The India Meteorological Department (IMD) has assessed that conditions are becoming favourable for cessation of the North-East monsoon rain over Tamil Nadu, Puducherry & Karaikal, Kerala & Mahe, and adjoining areas of Coastal Andhra Pradesh & Yanam, Rayalaseema and South Interior Karnataka around Monday, right after Makar Sankranti.
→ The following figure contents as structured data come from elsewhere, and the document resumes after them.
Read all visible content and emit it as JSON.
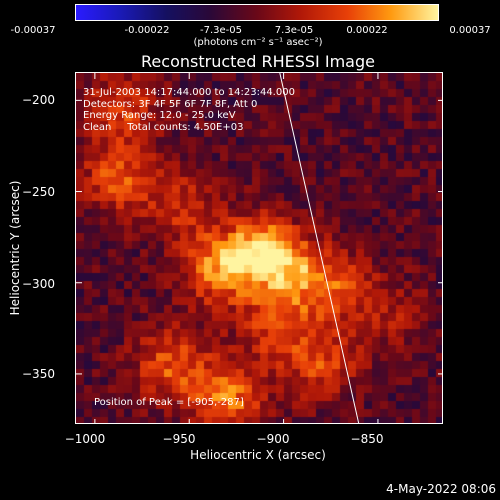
{
  "colorbar": {
    "ticks": [
      "-0.00037",
      "-0.00022",
      "-7.3e-05",
      "7.3e-05",
      "0.00022",
      "0.00037"
    ],
    "units": "(photons cm⁻² s⁻¹ asec⁻²)"
  },
  "chart_data": {
    "type": "heatmap",
    "title": "Reconstructed RHESSI Image",
    "xlabel": "Heliocentric X (arcsec)",
    "ylabel": "Heliocentric Y (arcsec)",
    "xlim": [
      -1010,
      -815
    ],
    "ylim": [
      -378,
      -185
    ],
    "xticks": [
      -1000,
      -950,
      -900,
      -850
    ],
    "yticks": [
      -200,
      -250,
      -300,
      -350
    ],
    "xtick_labels": [
      "−1000",
      "−950",
      "−900",
      "−850"
    ],
    "ytick_labels": [
      "−200",
      "−250",
      "−300",
      "−350"
    ],
    "color_range": [
      -0.00037,
      0.00037
    ],
    "colormap": [
      "#2a1bff",
      "#151060",
      "#2a0838",
      "#6a0818",
      "#b01808",
      "#e84008",
      "#ff9a10",
      "#fff4a0"
    ],
    "limb_line": {
      "x": [
        -902,
        -860
      ],
      "y": [
        -185,
        -378
      ]
    },
    "peak": {
      "x": -905,
      "y": -287
    },
    "sources": [
      {
        "x": -912,
        "y": -283,
        "amplitude": 0.00037
      },
      {
        "x": -935,
        "y": -293,
        "amplitude": 0.00029
      },
      {
        "x": -893,
        "y": -296,
        "amplitude": 0.00024
      },
      {
        "x": -870,
        "y": -303,
        "amplitude": 0.0002
      },
      {
        "x": -960,
        "y": -345,
        "amplitude": 0.00025
      },
      {
        "x": -930,
        "y": -363,
        "amplitude": 0.0003
      },
      {
        "x": -988,
        "y": -243,
        "amplitude": 0.00024
      },
      {
        "x": -985,
        "y": -205,
        "amplitude": 0.00022
      },
      {
        "x": -955,
        "y": -258,
        "amplitude": 0.00018
      },
      {
        "x": -880,
        "y": -345,
        "amplitude": 0.00022
      },
      {
        "x": -905,
        "y": -325,
        "amplitude": 0.00019
      },
      {
        "x": -842,
        "y": -318,
        "amplitude": 0.00012
      }
    ]
  },
  "annotation": {
    "time": "31-Jul-2003 14:17:44.000 to 14:23:44.000",
    "detectors": "Detectors: 3F 4F 5F 6F 7F 8F, Att 0",
    "energy": "Energy Range: 12.0 - 25.0 keV",
    "method": "Clean     Total counts: 4.50E+03",
    "peak": "Position of Peak = [-905,-287]"
  },
  "datestamp": "4-May-2022 08:06"
}
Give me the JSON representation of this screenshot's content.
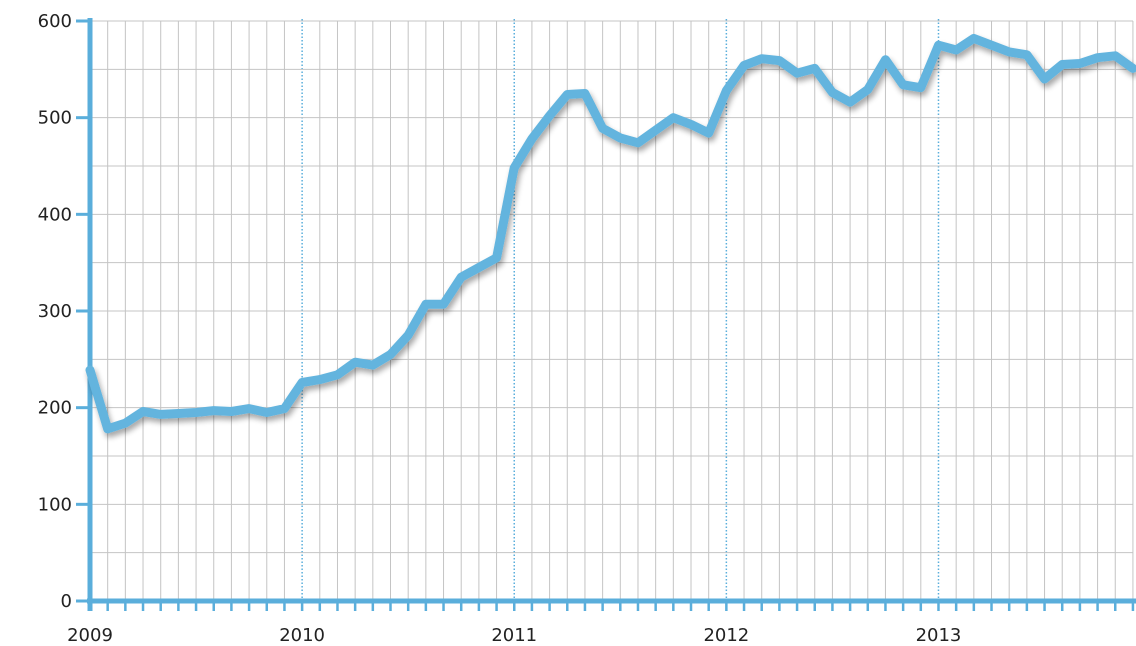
{
  "chart_data": {
    "type": "line",
    "title": "",
    "xlabel": "",
    "ylabel": "",
    "ylim": [
      0,
      600
    ],
    "yticks": [
      0,
      100,
      200,
      300,
      400,
      500,
      600
    ],
    "xlim": [
      2009,
      2013.917
    ],
    "xticks": [
      {
        "value": 2009,
        "label": "2009"
      },
      {
        "value": 2010,
        "label": "2010"
      },
      {
        "value": 2011,
        "label": "2011"
      },
      {
        "value": 2012,
        "label": "2012"
      },
      {
        "value": 2013,
        "label": "2013"
      }
    ],
    "grid": true,
    "x_period": "monthly",
    "x_start": "2009-01",
    "colors": {
      "line": "#63b4de",
      "axis": "#5aaedb",
      "grid": "#c4c4c4",
      "year_grid": "#5aaedb"
    },
    "series": [
      {
        "values": [
          239,
          178,
          184,
          196,
          193,
          194,
          195,
          197,
          196,
          199,
          195,
          199,
          226,
          229,
          234,
          247,
          244,
          255,
          275,
          307,
          307,
          335,
          345,
          355,
          448,
          478,
          502,
          524,
          525,
          489,
          479,
          474,
          487,
          500,
          493,
          484,
          528,
          554,
          561,
          559,
          546,
          551,
          526,
          516,
          529,
          560,
          534,
          531,
          575,
          570,
          582,
          575,
          568,
          565,
          540,
          555,
          556,
          562,
          564,
          551
        ]
      }
    ]
  }
}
It also more or less coincides with the conventional end of the peak winter-time fog season over North-West India, Central India, and East and North-East India. The peak season lasts almost a month from December 15 to January 15. On Friday morning, the IMD forecast dense to very dense fog to prevail over these regions from West to East over the next four to five days. A couple of moisture-laden western disturbances are expected to call in over the region during this period.
ITCZ heads southwards
Meanwhile, satellite maps focussing on the tropics showed the Inter Tropical Convergence Zone (ITCZ), which houses the monsoon trough and tracks the movement of the Sun across the tropics, as having exited the North Indian Ocean region (the Bay of Bengal and the Arabian Sea) and transiting to the Southern Hemisphere. It will soon trigger the next big monsoon mainly over Australia. It’s from here that the ITCZ swings back to the Northern Hemisphere to set up India’s South-West monsoon by June.
The ITCZ is a belt of low pressure encircling the Earth found generally near the equator where trade winds from the Northern and Southern Hemispheres meet. It is characterised by convective activity which generates vigorous thunderstorms over large contiguous areas and sets up monsoon onsets over disparate regions, apart from tropical disturbances including cyclones.
Tracks Sun’s movement
As mentioned already, the position of the ITCZ varies seasonally because it follows the Sun; it moves to the North during the Northern Hemisphere summer (bringing the monsoon to India, among other countries) and to the Southern Hemisphere during the Northern Hemisphere winter. In this manner, the ITCZ is responsible for the wet and dry seasons in the tropics.
The monsoon is due in Australia by December-end but has been delayed by close to a fortnight this year. It was held back over South India and Sri Lanka by westward moving waves/troughs bringing year-end extreme rains over the region. The Australian Bureau of Meteorology said, as of January 9, the monsoon was yet to arrive across northern Australia, its first port of call.
Heat wave over Australia
Typically, it descends over the region by December 28/29 in Darwin; the latest known date of arrival is January 25, 1973. The lack of monsoonal weather has resulted in build-up conditions across the Tropical North of the country/continent, with heatwave conditions being in some locations. The monsoon trough is lately forecast to potentially arrive by this weekend.
The Bureau has predicted the February to April rainfall is likely to be below the median for most of Northern Australia, western parts of West Australia, and parts of southern Australia. Maximum and minimum temperatures are very likely to be above the median for most of Australia during this period. They are at least two times more likely than normal to be unusually high for much of Australia, in the backdrop of strong El Niño conditions prevailing over the Equatorial Pacific to the North and East.